Siemens spotlight on Samaras

An e-mail exchange between New Democracy leader Antonis Samaras and a relative who worked at Siemens Hellas came to light yesterday as part of Parliament’s investigation into the cash-for-contracts scandal, prompting PASOK to suggest that the conservative politician should appear at the inquiry and the opposition party to accuse the Socialists of playing political games. It emerged that in 2006, Evangelos Sekeris, an executive at the Greek branch of Siemens and Samaras’s brother-in-law, sent the ND politician, then a member of the European Parliament, an e-mail concerning his role at the company. It appears that Sekeris, who had been with Siemens Hellas since 1985, had become frustrated at not climbing the ranks within the company. In his e-mail on July 31, 2006, Sekeris asked Samaras to speak to then Siemens Hellas CEO Michalis Christoforakos and argue his case for promotion. «Christoforakos knows that I know a lot about his dirty tricks but that I have kept my mouth shut so far,» added Sekeris in the message, which also claimed that Samaras had «opened doors» for Siemens in the past. PASOK MPs on the investigative committee suggested that Samaras should be called to answer questions about what links he may have had with Siemens but ND responded by accusing the Socialists of dragging the inquiry «into the mire.» They said that Samaras did not know Christoforakos but that he did call the CEO on his brother-in-law’s behalf. Meanwhile, businessman Marios Katsikas appeared before the panel of MPs yesterday to explain how an e-mail thought to have indicated illicit payments from Siemens to a member of the previous conservative Cabinet was actually referring to money that was due to a company making cabinets for his New York home. Katsikas, who owns 20 companies, said that in 2003 he had paid a 200,000-euro deposit to a businessman friend for the purchase of a property near Athens.

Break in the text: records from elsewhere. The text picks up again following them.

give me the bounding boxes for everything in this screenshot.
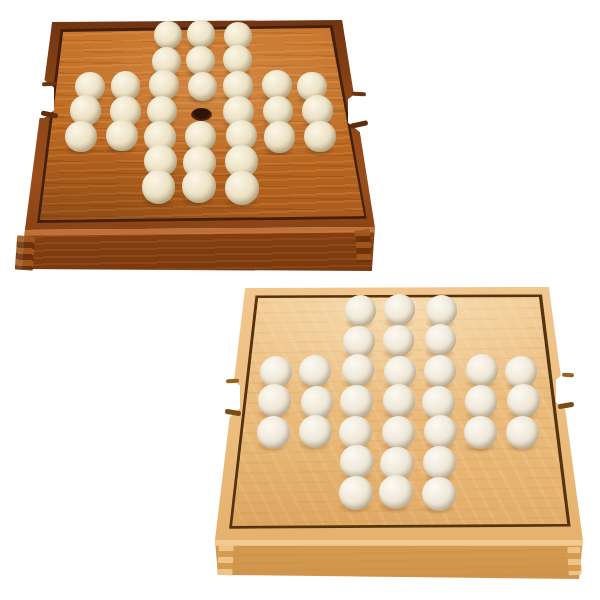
marble-peg[interactable] bbox=[343, 326, 375, 358]
marble-peg[interactable] bbox=[464, 416, 497, 449]
marble-peg[interactable] bbox=[299, 415, 332, 448]
marble-peg[interactable] bbox=[186, 46, 215, 75]
marble-peg[interactable] bbox=[258, 384, 291, 417]
marble-peg[interactable] bbox=[301, 386, 334, 419]
marble-peg[interactable] bbox=[382, 416, 415, 449]
pieces-layer-light-board bbox=[210, 283, 592, 583]
empty-hole[interactable] bbox=[191, 108, 212, 121]
marble-peg[interactable] bbox=[342, 354, 374, 386]
solitaire-board-light bbox=[210, 283, 592, 583]
product-photo-canvas bbox=[0, 0, 600, 600]
marble-peg[interactable] bbox=[345, 295, 376, 326]
marble-peg[interactable] bbox=[507, 384, 540, 417]
marble-peg[interactable] bbox=[465, 385, 498, 418]
marble-peg[interactable] bbox=[506, 416, 539, 449]
marble-peg[interactable] bbox=[182, 169, 216, 203]
marble-peg[interactable] bbox=[106, 120, 138, 152]
solitaire-board-dark bbox=[12, 12, 380, 278]
marble-peg[interactable] bbox=[264, 121, 296, 153]
marble-peg[interactable] bbox=[424, 355, 456, 387]
marble-peg[interactable] bbox=[424, 415, 457, 448]
pieces-layer-dark-board bbox=[12, 12, 380, 278]
marble-peg[interactable] bbox=[422, 386, 455, 419]
marble-peg[interactable] bbox=[257, 416, 290, 449]
marble-peg[interactable] bbox=[379, 475, 413, 509]
marble-peg[interactable] bbox=[384, 356, 416, 388]
marble-peg[interactable] bbox=[142, 170, 176, 204]
marble-peg[interactable] bbox=[260, 356, 292, 388]
marble-peg[interactable] bbox=[422, 477, 456, 511]
marble-peg[interactable] bbox=[340, 445, 374, 479]
marble-peg[interactable] bbox=[383, 384, 416, 417]
marble-peg[interactable] bbox=[154, 21, 182, 49]
marble-peg[interactable] bbox=[225, 171, 259, 205]
marble-peg[interactable] bbox=[339, 476, 373, 510]
marble-peg[interactable] bbox=[340, 385, 373, 418]
marble-peg[interactable] bbox=[304, 121, 336, 153]
marble-peg[interactable] bbox=[383, 325, 415, 357]
marble-peg[interactable] bbox=[466, 354, 498, 386]
marble-peg[interactable] bbox=[384, 294, 415, 325]
marble-peg[interactable] bbox=[65, 121, 97, 153]
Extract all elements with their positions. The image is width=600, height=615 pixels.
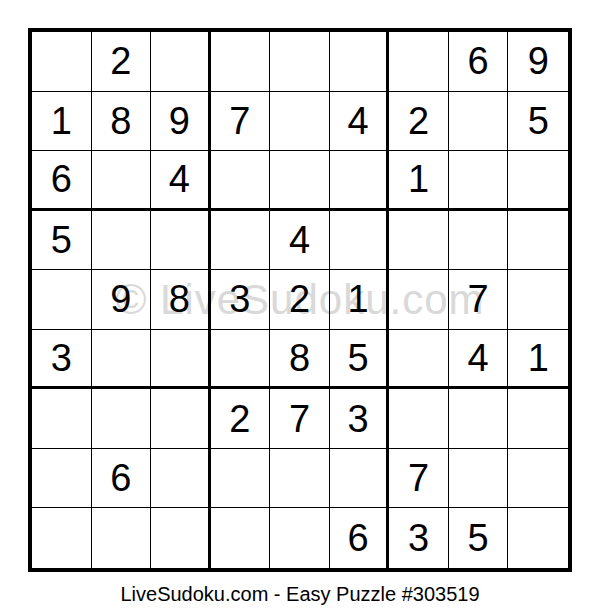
cell-r8c3[interactable] [151, 449, 211, 509]
cell-r8c1[interactable] [32, 449, 92, 509]
cell-r4c7[interactable] [389, 211, 449, 271]
cell-r3c7[interactable]: 1 [389, 151, 449, 211]
cell-r4c9[interactable] [508, 211, 568, 271]
cell-r1c4[interactable] [211, 32, 271, 92]
cell-r7c7[interactable] [389, 389, 449, 449]
cell-r1c7[interactable] [389, 32, 449, 92]
cell-r6c3[interactable] [151, 330, 211, 390]
cell-r2c1[interactable]: 1 [32, 92, 92, 152]
cell-r4c3[interactable] [151, 211, 211, 271]
cell-r5c5[interactable]: 2 [270, 270, 330, 330]
cell-r9c8[interactable]: 5 [449, 508, 509, 568]
cell-r1c8[interactable]: 6 [449, 32, 509, 92]
cell-r2c4[interactable]: 7 [211, 92, 271, 152]
cell-r3c2[interactable] [92, 151, 152, 211]
cell-r1c5[interactable] [270, 32, 330, 92]
cell-r1c2[interactable]: 2 [92, 32, 152, 92]
cell-r6c2[interactable] [92, 330, 152, 390]
cell-r5c2[interactable]: 9 [92, 270, 152, 330]
cell-r4c2[interactable] [92, 211, 152, 271]
cell-r9c1[interactable] [32, 508, 92, 568]
cell-r1c6[interactable] [330, 32, 390, 92]
cell-r5c9[interactable] [508, 270, 568, 330]
cell-r2c9[interactable]: 5 [508, 92, 568, 152]
cell-r6c6[interactable]: 5 [330, 330, 390, 390]
cell-r3c3[interactable]: 4 [151, 151, 211, 211]
cell-r2c6[interactable]: 4 [330, 92, 390, 152]
cell-r2c5[interactable] [270, 92, 330, 152]
cell-r3c9[interactable] [508, 151, 568, 211]
cell-r6c8[interactable]: 4 [449, 330, 509, 390]
cell-r8c2[interactable]: 6 [92, 449, 152, 509]
cell-r3c1[interactable]: 6 [32, 151, 92, 211]
cell-r7c9[interactable] [508, 389, 568, 449]
cell-r7c8[interactable] [449, 389, 509, 449]
cell-r1c1[interactable] [32, 32, 92, 92]
cell-r7c6[interactable]: 3 [330, 389, 390, 449]
cell-r7c2[interactable] [92, 389, 152, 449]
cell-r7c4[interactable]: 2 [211, 389, 271, 449]
cell-r2c8[interactable] [449, 92, 509, 152]
cell-r4c5[interactable]: 4 [270, 211, 330, 271]
cell-r4c1[interactable]: 5 [32, 211, 92, 271]
cell-r6c1[interactable]: 3 [32, 330, 92, 390]
cell-r6c9[interactable]: 1 [508, 330, 568, 390]
cell-r4c4[interactable] [211, 211, 271, 271]
cell-r8c5[interactable] [270, 449, 330, 509]
cell-r5c7[interactable] [389, 270, 449, 330]
cell-r9c5[interactable] [270, 508, 330, 568]
cell-r9c2[interactable] [92, 508, 152, 568]
cell-r6c5[interactable]: 8 [270, 330, 330, 390]
cell-r5c4[interactable]: 3 [211, 270, 271, 330]
cell-r5c1[interactable] [32, 270, 92, 330]
cell-r3c5[interactable] [270, 151, 330, 211]
cell-r2c3[interactable]: 9 [151, 92, 211, 152]
cell-r8c6[interactable] [330, 449, 390, 509]
cell-r7c3[interactable] [151, 389, 211, 449]
cell-r4c8[interactable] [449, 211, 509, 271]
cell-r5c8[interactable]: 7 [449, 270, 509, 330]
cell-r3c8[interactable] [449, 151, 509, 211]
cell-r9c4[interactable] [211, 508, 271, 568]
cell-r1c3[interactable] [151, 32, 211, 92]
cell-r9c7[interactable]: 3 [389, 508, 449, 568]
cell-r2c2[interactable]: 8 [92, 92, 152, 152]
cell-r7c5[interactable]: 7 [270, 389, 330, 449]
cell-r9c9[interactable] [508, 508, 568, 568]
puzzle-page: © LiveSudoku.com 26918974256415498321738… [0, 0, 600, 615]
cell-r4c6[interactable] [330, 211, 390, 271]
cell-r6c4[interactable] [211, 330, 271, 390]
cell-r1c9[interactable]: 9 [508, 32, 568, 92]
cell-r5c6[interactable]: 1 [330, 270, 390, 330]
cell-r2c7[interactable]: 2 [389, 92, 449, 152]
sudoku-board: © LiveSudoku.com 26918974256415498321738… [28, 28, 572, 572]
puzzle-caption: LiveSudoku.com - Easy Puzzle #303519 [0, 583, 600, 606]
cell-r8c4[interactable] [211, 449, 271, 509]
cell-r8c8[interactable] [449, 449, 509, 509]
cell-r8c9[interactable] [508, 449, 568, 509]
cell-r3c6[interactable] [330, 151, 390, 211]
cell-r3c4[interactable] [211, 151, 271, 211]
cell-r9c6[interactable]: 6 [330, 508, 390, 568]
cell-r6c7[interactable] [389, 330, 449, 390]
cell-r7c1[interactable] [32, 389, 92, 449]
cell-r5c3[interactable]: 8 [151, 270, 211, 330]
cell-r9c3[interactable] [151, 508, 211, 568]
cell-r8c7[interactable]: 7 [389, 449, 449, 509]
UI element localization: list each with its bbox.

However, Katsikas pulled out of the deal and his friend asked another acquaintance, financier Giorgos Kaldis, to transfer the money to Katsikas’s Swiss bank account so he could pay various bills, including for his cabinets. Kaldis wired the money from an account belonging to the Placid Blue Corporation, an offshore company used for Christoforakos’s slush fund. Katsikas said he had no contact with Christoforakos.